Andrea Ward, an employment lawyer with Hogan & Hartson, said that since the age discrimination regulations were introduced in October 2006, there had been a slow trickle of claims — many involving the legal profession. “Although perhaps not the influx we expected, it is interesting that many of the cases attracting media attention have involved members of the legal profession.”
Unlike other kinds of discrimination, both direct and and indirect discrimination on ground of age can be justified, she said. The issue was whether a retirement age of 70 for judges could be justified as a “proportionate means of achieving a legitimate aim . . . not all workplaces are the same — certainly for the judiciary, experience is vital.”
Meanwhile, the much wider issue of whether a mandatory retirement age in Britain can be justified at all will be ruled on this Thursday by the European Court of Justice in Luxembourg.
In a test case backed by Heyday, an arm of the charity Age Concern, the court will decide whether allowing UK employers to retire people compulsorily at 65 breaches European law
If yes, says Kathleen Healy, employment partner with Freshfields Bruckhaus Deringer, the decision would lead to a “rewrite of the UK’s age discrimination regulations and prompt the need for employers to rethink plans for staff succession”.
More likely, though, is that the court will follow the earlier opinion of the court’s Advocate General, that a mandatory retirement age can be justified and that UK laws are not incompatible with the European directive.

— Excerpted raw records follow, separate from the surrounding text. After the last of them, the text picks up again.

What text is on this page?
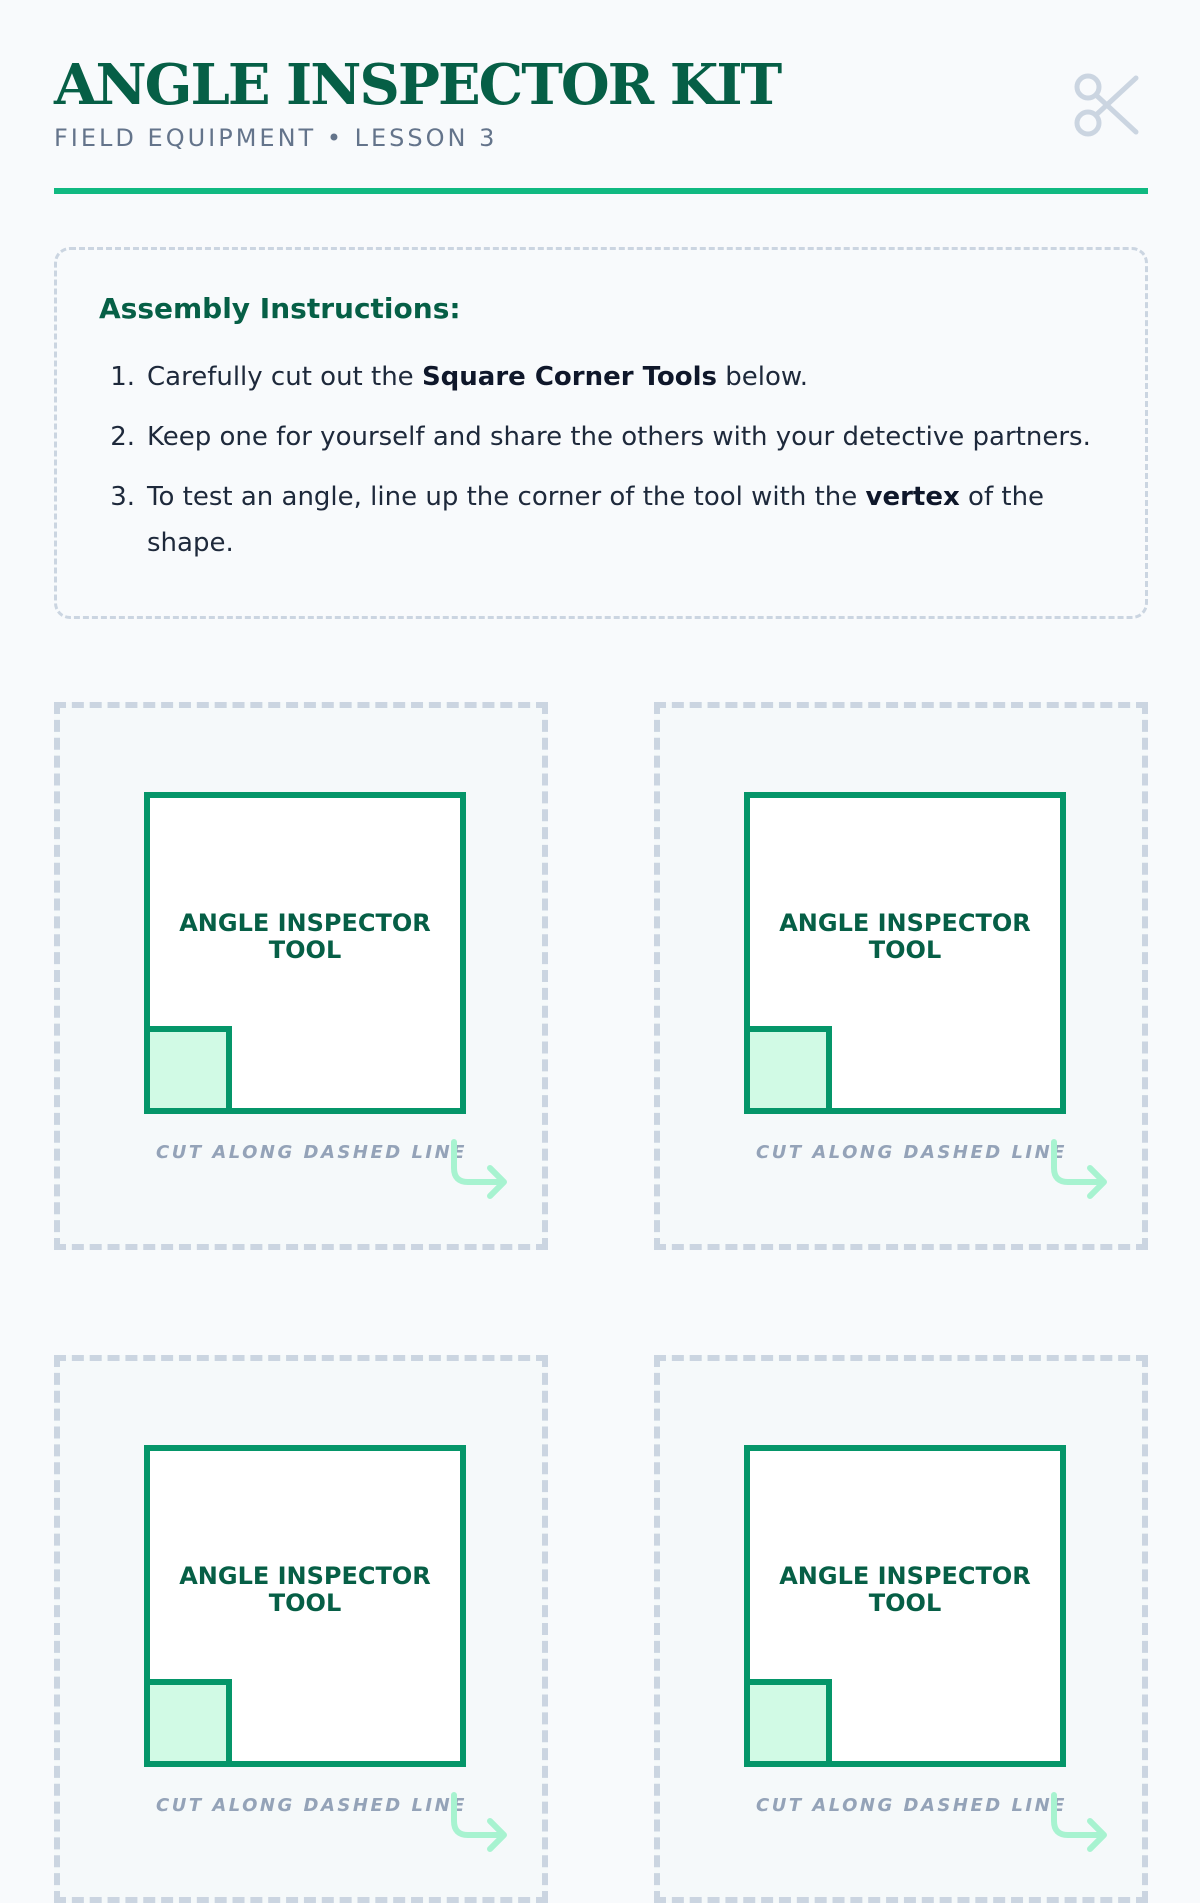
ANGLE INSPECTOR KIT
FIELD EQUIPMENT • LESSON 3
Assembly Instructions:
1. Carefully cut out the Square Corner Tools below.
2. Keep one for yourself and share the others with your detective partners.
3. To test an angle, line up the corner of the tool with the vertex of the shape.
ANGLE INSPECTOR TOOL
CUT ALONG DASHED LINE
ANGLE INSPECTOR TOOL
CUT ALONG DASHED LINE
ANGLE INSPECTOR TOOL
CUT ALONG DASHED LINE
ANGLE INSPECTOR TOOL
CUT ALONG DASHED LINE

That would be the outcome most welcome to employers, enabling them to continue to require people to retire at 65 provided the correct procedures are followed. It would be a blow to about 260 employees sitting on age discrimination and unfair dismissal claims, pending the Heyday ruling.
A victory on Thursday in Luxembourg will not be the end of the matter, however. The Government will still have to convince the High Court that forcible retirement is a legitimate aim in social and economic policy.
Nick Ralph, a partner at the specialist employment firm Archon Solicitors, said: “Based on recent cases, the decision of the High Court is by no means a foregone conclusion for the Government. It will have to justify the compulsory retirement age with data demonstrating legitimate aims behind the legislation such as the need for older employees to be retired so as to make space for younger employees coming in at the bottom.”
Increasingly, people want to carry on working, says Age Concern. Its survey of workers in their 50s and 60s found nearly 80 per cent were against a mandatory retirement age and nearly 60 per cent wanted to work beyond the state pension age, either full or part-time.
At the very least, the publicity surrounding the campaign and the case will ensure that the Government does review the retirement age, which it has pledged to do in 2011. In the meantime, perhaps it will be the judges and lawyers who lead the way in raising the bar.